One of the most common traps is the tendency to rely too heavily on external professionals, such as accountants, lawyers and succession coaches. While their expertise can be valuable, many farm families in my experience have seen these efforts fail, leading to the dissolution of once-thriving operations. All these projects start with the greatest of intentions but the unforeseen circumstances, i.e., divorce, a partner with a gambling problem, fraud, change in values, etc., can skew the outcome, where the innocent parties, through no fault of their own, are left cleaning up the finances and the aftermath that follows. Sadly, these situations often end up in shattered relationships where they can no longer enjoy family ties and get-togethers. The wisdom imparted by my parents was to treat inheritance as a matter solely between the parents, with professionals brought in only to ensure legal compliance with their decisions.
Another pitfall is the assumption that multiple siblings can effectively co-manage the family farm.
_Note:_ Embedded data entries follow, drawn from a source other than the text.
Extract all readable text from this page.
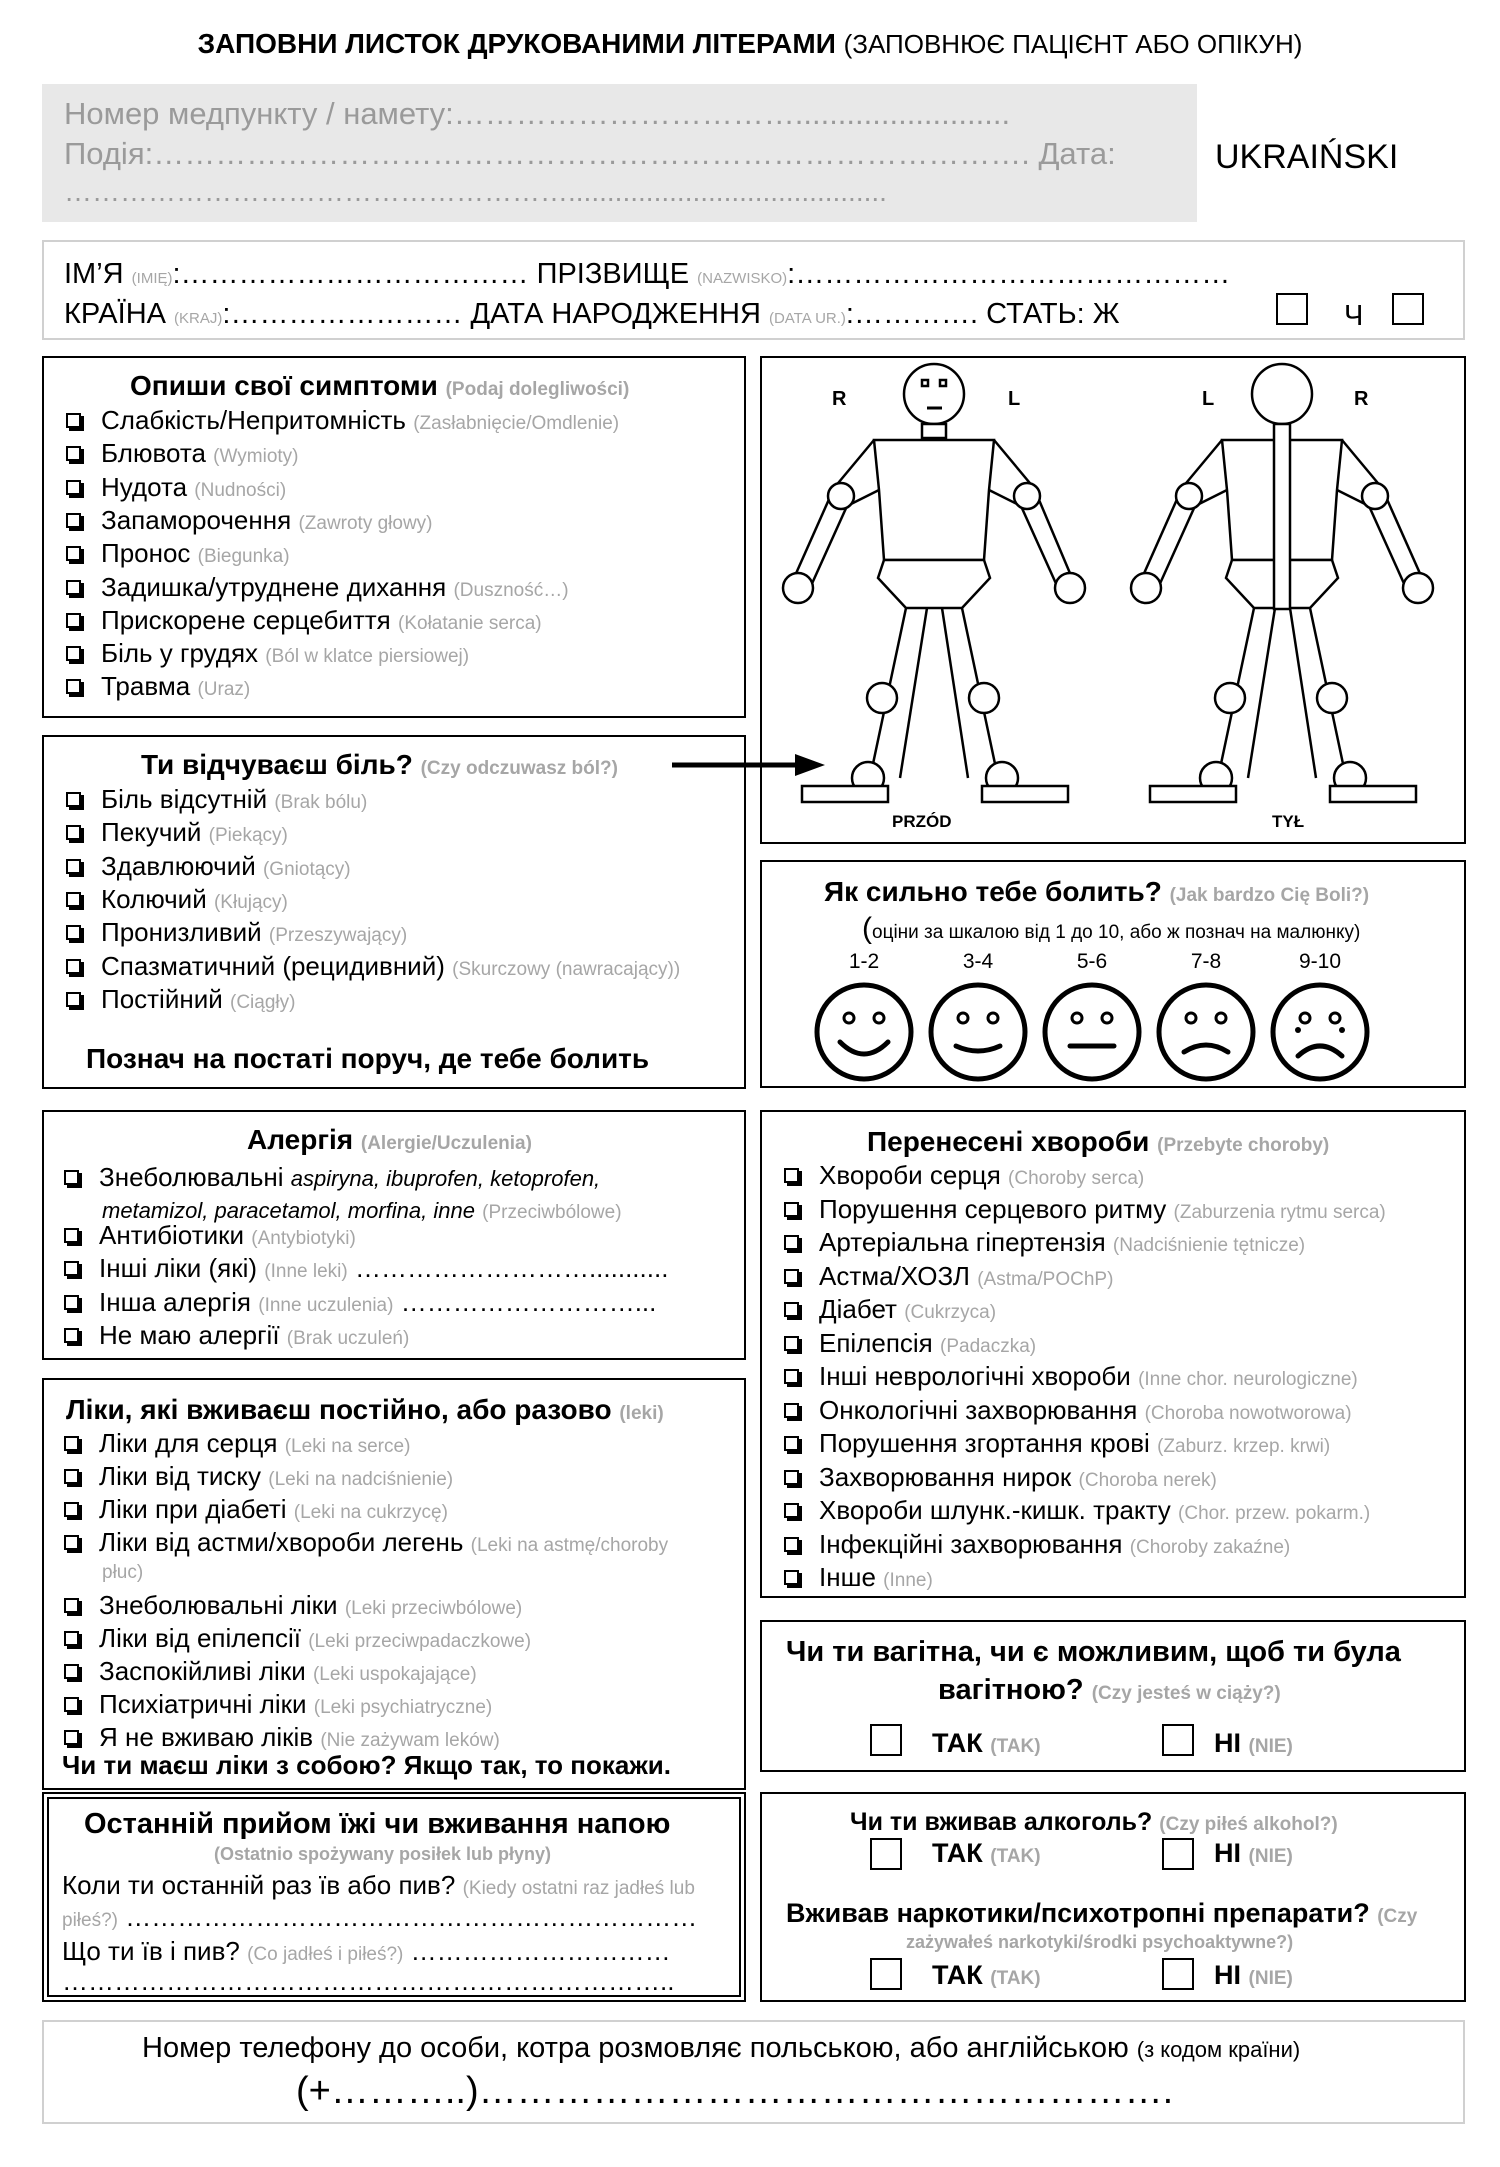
ЗАПОВНИ ЛИСТОК ДРУКОВАНИМИ ЛІТЕРАМИ (ЗАПОВНЮЄ ПАЦІЄНТ АБО ОПІКУН)
Номер медпункту / намету:…………………………….........................
Подія:…………………………………………………………………………. Дата:
……………………………………………….........................................
UKRAIŃSKI
ІМ’Я (IMIĘ):……………………………… ПРІЗВИЩЕ (NAZWISKO):………………………………………
КРАЇНА (KRAJ):…………………… ДАТА НАРОДЖЕННЯ (DATA UR.):…………. СТАТЬ: Ж	Ч
Опиши свої симптоми (Podaj dolegliwości)
Слабкість/Непритомність (Zasłabnięcie/Omdlenie)
Блювота (Wymioty)
Нудота (Nudności)
Запаморочення (Zawroty głowy)
Пронос (Biegunka)
Задишка/утруднене дихання (Duszność…)
Прискорене серцебиття (Kołatanie serca)
Біль у грудях (Ból w klatce piersiowej)
Травма (Uraz)
Ти відчуваєш біль? (Czy odczuwasz ból?)
Познач на постаті поруч, де тебе болить
Біль відсутній (Brak bólu)
Пекучий (Piekący)
Здавлюючий (Gniotący)
Колючий (Kłujący)
Пронизливий (Przeszywający)
Спазматичний (рецидивний) (Skurczowy (nawracający))
Постійний (Ciągły)
R	L	L	R
PRZÓD	TYŁ
Як сильно тебе болить? (Jak bardzo Cię Boli?)
(оціни за шкалою від 1 до 10, або ж познач на малюнку)
1-2	3-4	5-6	7-8	9-10
Алергія (Alergie/Uczulenia)
Знеболювальні aspiryna, ibuprofen, ketoprofen,
metamizol, paracetamol, morfina, inne (Przeciwbólowe)
Антибіотики (Antybiotyki)
Інші ліки (які) (Inne leki) ………………………...........
Інша алергія (Inne uczulenia) ………………………...
Не маю алергії (Brak uczuleń)
Ліки, які вживаєш постійно, або разово (leki)
płuc)
Чи ти маєш ліки з собою? Якщо так, то покажи.
Ліки для серця (Leki na serce)
Ліки від тиску (Leki na nadciśnienie)
Ліки при діабеті (Leki na cukrzycę)
Ліки від астми/хвороби легень (Leki na astmę/choroby
Знеболювальні ліки (Leki przeciwbólowe)
Ліки від епілепсії (Leki przeciwpadaczkowe)
Заспокійливі ліки (Leki uspokajające)
Психіатричні ліки (Leki psychiatryczne)
Я не вживаю ліків (Nie zażywam leków)
Перенесені хвороби (Przebyte choroby)
Хвороби серця (Choroby serca)
Порушення серцевого ритму (Zaburzenia rytmu serca)
Артеріальна гіпертензія (Nadciśnienie tętnicze)
Астма/ХОЗЛ (Astma/POChP)
Діабет (Cukrzyca)
Епілепсія (Padaczka)
Інші неврологічні хвороби (Inne chor. neurologiczne)
Онкологічні захворювання (Choroba nowotworowa)
Порушення згортання крові (Zaburz. krzep. krwi)
Захворювання нирок (Choroba nerek)
Хвороби шлунк.-кишк. тракту (Chor. przew. pokarm.)
Інфекційні захворювання (Choroby zakaźne)
Інше (Inne)
Чи ти вагітна, чи є можливим, щоб ти була
вагітною? (Czy jesteś w ciąży?)
ТАК (TAK)	НІ (NIE)
Останній прийом їжі чи вживання напою
(Ostatnio spożywany posiłek lub płyny)
Коли ти останній раз їв або пив? (Kiedy ostatni raz jadłeś lub
piłeś?) …………………………………………………………
Що ти їв і пив? (Co jadłeś i piłeś?) …………………………
……………………………………………………………..
Чи ти вживав алкоголь? (Czy piłeś alkohol?)
ТАК (TAK)	НІ (NIE)
Вживав наркотики/психотропні препарати? (Czy
zażywałeś narkotyki/środki psychoaktywne?)
ТАК (TAK)	НІ (NIE)
Номер телефону до особи, котра розмовляє польською, або англійською (з кодом країни)
(+………..)……………………………………………….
As my father wisely advised, "There is hardly a farm big enough for two brothers; if it is big enough for two brothers, it is not big enough for two brothers and their wives, and if it could be big enough for two brothers and their wives, it will never be big enough for their offspring.” This recognition of the inherent conflicts that can arise from shared ownership and decision-making is crucial for avoiding future disputes and preserving family harmony. An observation I have made is often the offspring lose interest in the operation because of tension, favoritism and lack of input that is meaningful. CEOs can be brought into big companies and turn things around. The difference between CEOs stepping in and a farm transition is if it goes sideways, you can replace the CEO. A farm transition gone badly hardly ever results in a second chance.
My parents' approach, which my wife and I have embraced and passed on to our own children, was to provide each child with an equal amount of "seed money" upon reaching adulthood. This money was not intended for buying into the family business but rather for pursuing their own entrepreneurial endeavors, whether in agriculture or other industries. This practice not only fostered a sense of fairness but also encouraged self-reliance and entrepreneurship among the next generation.
While this approach may seem unconventional, it has proven invaluable in our family's experience. By maintaining a clear separation between the family and the business, with each entity operating independently yet collaboratively, we have avoided many of the pitfalls that often plague succession planning efforts. This principle, though initially met with resistance from professionals, has become the benchmark for how our extended family of nine different farming operations conducts business together harmoniously. We pay each other for services rendered at market value, with full freedom to go elsewhere for services if so desired.
In an era where corporate farms are increasingly prevalent and often "blowing up" due to short-sighted decision-making, it is more crucial than ever for family-owned operations to prioritize succession planning with a long-term vision. By holding open communication, embracing individual ownership and encouraging entrepreneurship, we can by the grace of God hope for a prosperous future for agriculture while preserving the values and legacy of our family farms.